A história da Colônia Santa Isabel é forjada na luta e resistência dos pacientes da doença, filhos e familiares, tudo foi conquistado pela luta, a queda das correntes, o direito de sair das Colônia, o direito ao transporte coletivo, o direito a água e luz de qualidade, o direito ao reconhecimento trabalhista e diversos outros direitos. O futuro da Colônia hoje é uma incógnita, a Fundação Hospitalar do Estado de Minas Gerais – FHEMIG, não valoriza a história das colônias de Minas Gerais e nem presta um serviço de qualidade para os ex-pacientes. Interessante destacar que  a Fundação tem recursos, tem estrutura administrativa, tem pessoal mas falta gestão e vontade política para com Santa Isabel e as outras Colônias de Minas.  A FHEMIG parece que conta os dias para que os últimos remanescentes do isolamento compulsório deixem de existir, para que ela possa encerrar suas atividades em Santa Isabel, com isso, cada dia mais vem sucateando os serviços ofertados na região e tenta uma terceirização para Santa Isabel e as outras Colônias de Minas, cumprindo esse que parece ser seu objetivo de ir se ausentando desses territórios.

 

Quais são as lições mais importantes que você aprendeu ao longo de sua vida e que gostaria de compartilhar com as gerações futuras?


Que mais importante de onde você possa chegar, é nunca se esquecer de onde você venho, não adianta você ter todos os diplomas possíveis, ter um bom emprego, conhecer diversos países e Estados, eu particularmente conheço 22 Estados brasileiros e 13 países, e não ter consciência política de coletividade, as conquistas individuais são importantes, mas as conquistas coletivas mudam a comunidade, o bairro, a cidade, a sociedade e o mundo.

 

Além de sua história notável, você tem algum plano ou sonho para o futuro que deseja alcançar?


O grande sonho do momento que estou ajudando a realizar não é meu, é do meu pai, em janeiro de 2024 vamos lançar o livro dele “A Rosa e o Machado, memórias de um brasileiro excluído”, são memórias que contam a história da hanseníase na nossa família e a história da Colônia Santa Isabel, iniciando na década de 1950 até o ano de 2010, narrado com o olhar de quem viveu na pele o isolamento compulsório da hanseníase.
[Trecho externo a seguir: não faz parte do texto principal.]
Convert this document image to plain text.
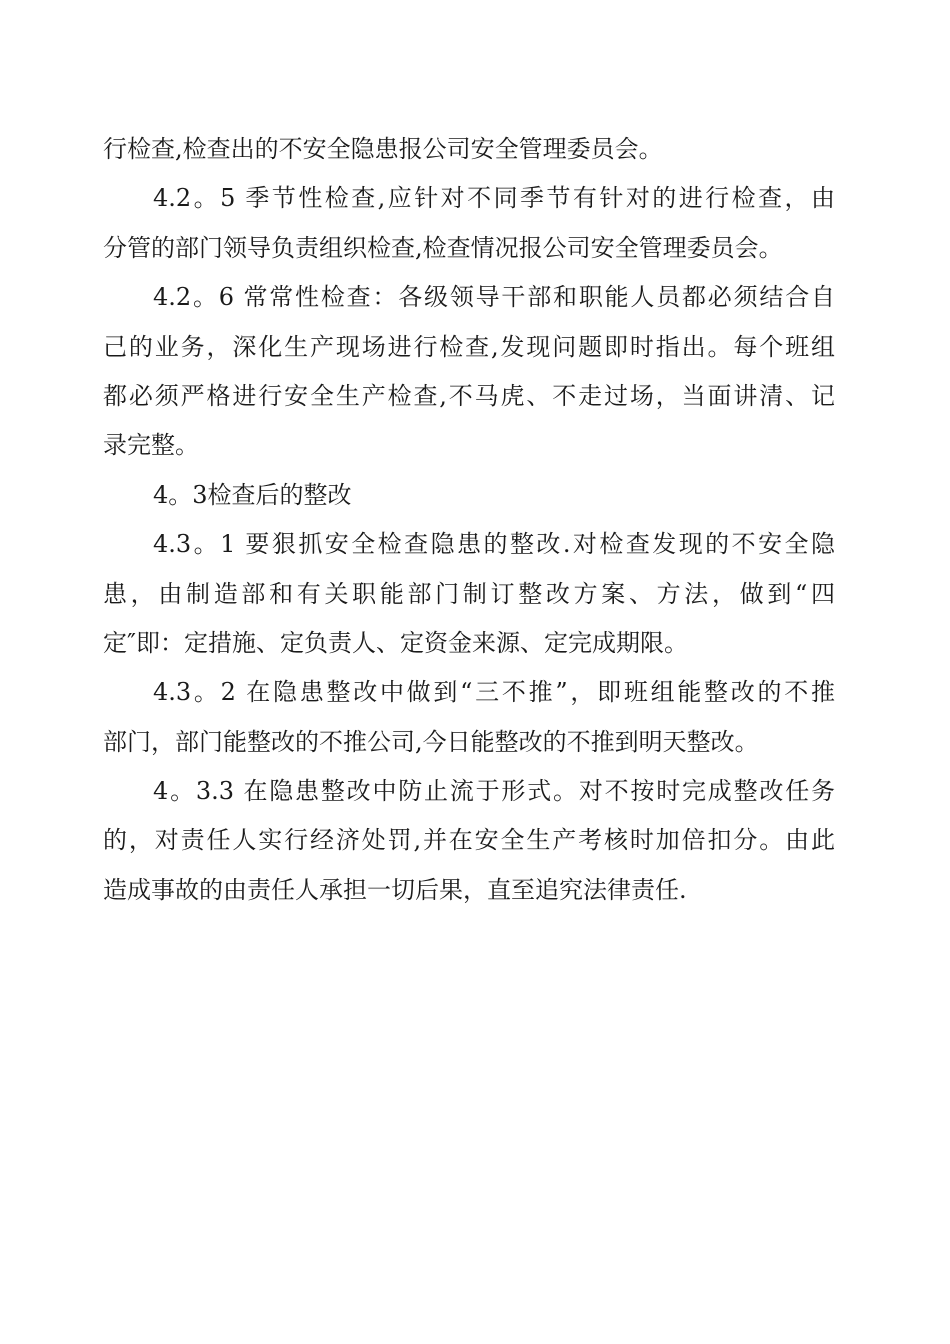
行检查,检查出的不安全隐患报公司安全管理委员会。
4.2。5 季节性检查,应针对不同季节有针对的进行检查，由
分管的部门领导负责组织检查,检查情况报公司安全管理委员会。
4.2。6 常常性检查：各级领导干部和职能人员都必须结合自
己的业务，深化生产现场进行检查,发现问题即时指出。每个班组
都必须严格进行安全生产检查,不马虎、不走过场，当面讲清、记
录完整。
4。3检查后的整改
4.3。1 要狠抓安全检查隐患的整改.对检查发现的不安全隐
患，由制造部和有关职能部门制订整改方案、方法，做到“四
定″即：定措施、定负责人、定资金来源、定完成期限。
4.3。2 在隐患整改中做到“三不推”，即班组能整改的不推
部门，部门能整改的不推公司,今日能整改的不推到明天整改。
4。3.3 在隐患整改中防止流于形式。对不按时完成整改任务
的，对责任人实行经济处罚,并在安全生产考核时加倍扣分。由此
造成事故的由责任人承担一切后果，直至追究法律责任.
A obra possui 786 páginas e é ilustrado com 200 fotos. Depois eu quero lançar meu segundo livro e produzir um longa metragem tendo como roteiro principal o livro do meu pai e utilizando minhas dois livros para complementar esse universo do isolamento compulsório da hanseníase.

 

Como os moradores da Colônia Santa Isabel podem se inspirar em sua trajetória para buscar uma vida melhor e mais plena?


Eu não poderia deixar de destacar, que essa trajetória tem muito haver com o meu processo de formação acadêmica, que se deu pelo acesso a políticas públicas voltadas para a educação. No curso de direito eu fui agraciado com uma bolsa de 50% do PROUNI e financiei os outros 50% pelo FIES, no mestrado e doutorado, eu fui bolsista da CAPES, minha vida acadêmica foi toda desenvolvida na PUC Minas, o FIES que já tem alguns anos que terminei de pagar, era a prestação que eu fazia questão de nunca atrasar, para que outra pessoa também vinda de origem humilde e da periferia pudesse assim como eu, ter a oportunidade de ocupar espaços que naturalmente não estariam em meu caminho, quando se nasce pobre, a educação é a maior chance de ascensão social, por é importante ao chegar em lugar de destaque, não se esquecer das suas origens e de alguma forma tentar colaborar para que outras pessoas também possam chegar.